Message 5 of 21 (194523)
03-25-2005 7:45 PM
Reply to: Message 1 by Matt P
03-24-2005 4:31 PM


Hi Matt,
How much accounting do public university professors have to the public vs. to science
University professors tend to last longer than governments. The democratic mandate of a government is frequently withdrawn, but professors go on. By their very nature, professors do not have a democratic credibility that is rooted in the electoral process. Nevertheless, professors (and graduate students, and undergraduate students, for that matter) have a responsbility to the public, but this doesn't equate to a responsibility to any particular government.
The responsibility of academics to the public is that they should not waste public money, should not set out to harm the interests of the public, should carry out politically-independent research, and generally try as honestly as they can to seek out the truth. I think their responsbility is similar to that of medical professionals. Doctors have a responsibility to act honestly, and as much as is possible independently of their political beliefs, and for the benefit of the public. Furthermore they have taken the Hippocractic oath, which means that they are bound not to purposefully harm members of the public.
In the same way that a doctor's Hippocratic oath overrides her responsibility to the government, I believe that a scientist's adherence to intellectual honesty and independence also overrides her responsbility to the government.

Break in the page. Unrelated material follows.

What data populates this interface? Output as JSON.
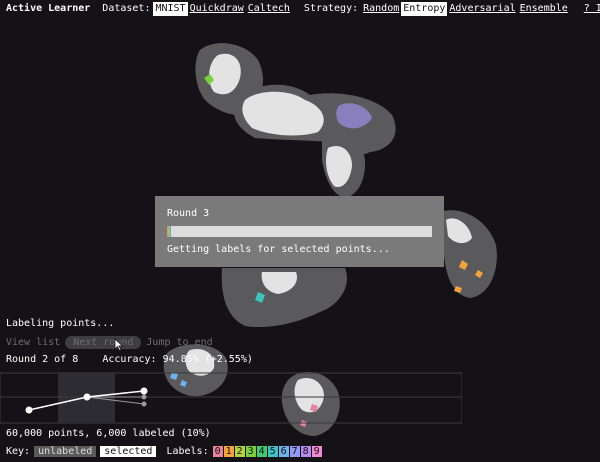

But in both cases there persists a responsbility to the public that should go arm in arm with a commitment to intellectal honesty and a search for truth.
I think it is perfectly reasonable that the interests of the public should direct scientific research. But part of this is that scientists should resist elitist minority pressure groups that try to control them.
As for education being "one biased view by the professor, who as a dictator controls the classroom" - this is part of the pleasure of developing into a scientist in your own right, in that you are free to "persecute" and "ridicule" your old teachers, within the scientific literature, if their opinions deserve it. Unfortunately the views of our elected representatives are not so easily corrected, and consequenly far more dictatorial.
mick
[edited by mick to correct dbCode]
[edited by mick, again, to correct numerous grammar and spellling errors]
This message has been edited by mick, 03-25-2005 07:45 PM
This message has been edited by mick, 03-25-2005 08:05 PM

This message is a reply to:
 Message 1 by Matt P, posted 03-24-2005 4:31 PM Matt P has replied

Replies to this message:
 Message 12 by Matt P, posted 03-28-2005 1:22 PM mick has replied
 Message 17 by SuperDave, posted 05-07-2005 12:15 AM mick has not replied

  
mick
Member (Idle past 5016 days)
Posts: 913
Joined: 02-17-2005


Message 6 of 21 (194527)
03-25-2005 7:51 PM
Reply to: Message 1 by Matt P
03-24-2005 4:31 PM


It's very telling that these republicans are still going on about leftist totalitarianism. It's like they got stuck in the cold war (which was a war for American opinion as much as anything else) and they just can't quite stop worrying that American students might hold opinions which differ from those of the Cold Warriors... Biology profs tend to be fairly liberal, but I've never noticed one with a hammer and sickle poster on the wall.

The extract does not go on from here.